Even focusing on gouraud shaded optimized models more could have been a big help. (you also have numerous games where they probably should have dropped to lower detail/resolution/screen size to allow a more reasonable framerate -even better as an option rather than default only, be even if you forced AvP to have the same resolution as Doom, it probably would have generally been preferable, you could even have extreme cases like a fully texture mapped polygon renderer in a 160x96 window using 2x2 scaled pixels -maybe interpolated- could have been quite useful -you also had some odd cases on the 3DO like Doom where high detail was forced in spite of low framerate -and dropping the screen size was not an attractive option, dropping to 1/2 horizontal or even horizontal and vertical resolution could have made the game far more playable)
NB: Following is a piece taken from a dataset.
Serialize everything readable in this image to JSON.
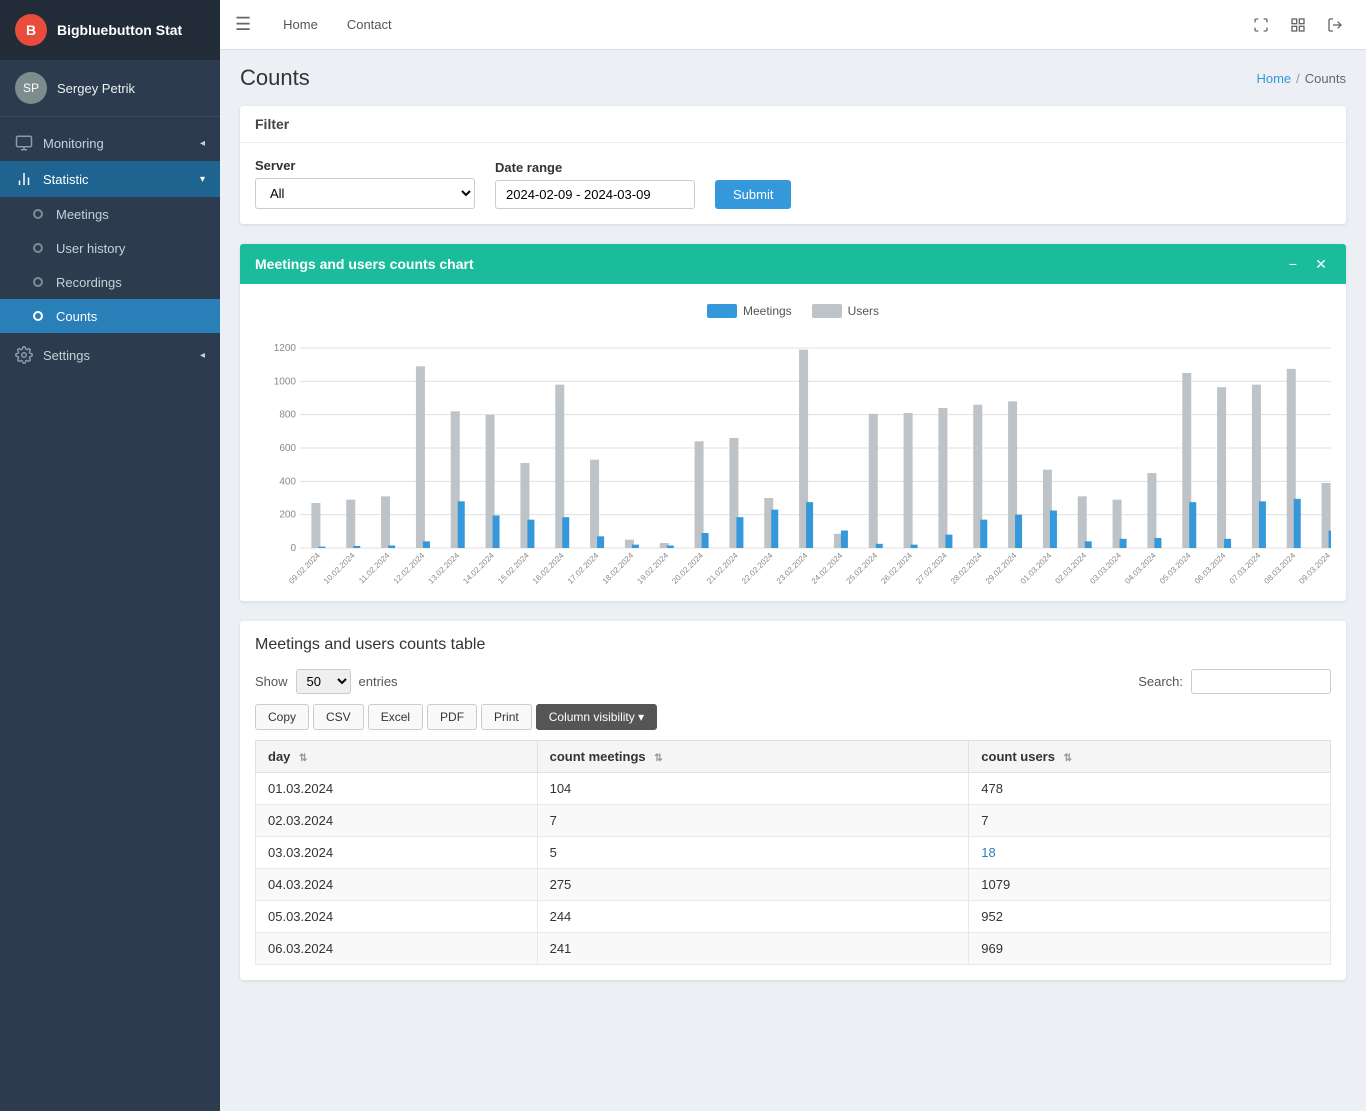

Aside from exclusive games, you already had cases like Commanche to start off with. (Cubermorph with voxel landscapes would have been really neat) So a decent starting point to push voxels as well as more options for scaled 2D. Scaled/rotated stuff, warped perspective (mode 7-like) stuff, Wolf 3D, Blake Stone, etc, etc. (a port of Wing Commander 1 and 2 would have been really nice, let alone some scaled arcade games -or clones of those short of actual licenses, or derivatives of scaling heavy lynx games -then there's also the Atari Games polygon and scaling based games, and they were in a fairly decent working relationship with TWI at the time)
A port of X-Wing would have been awesome for the time among various other PC games the Jag was reasonably to exceptionally well suited for.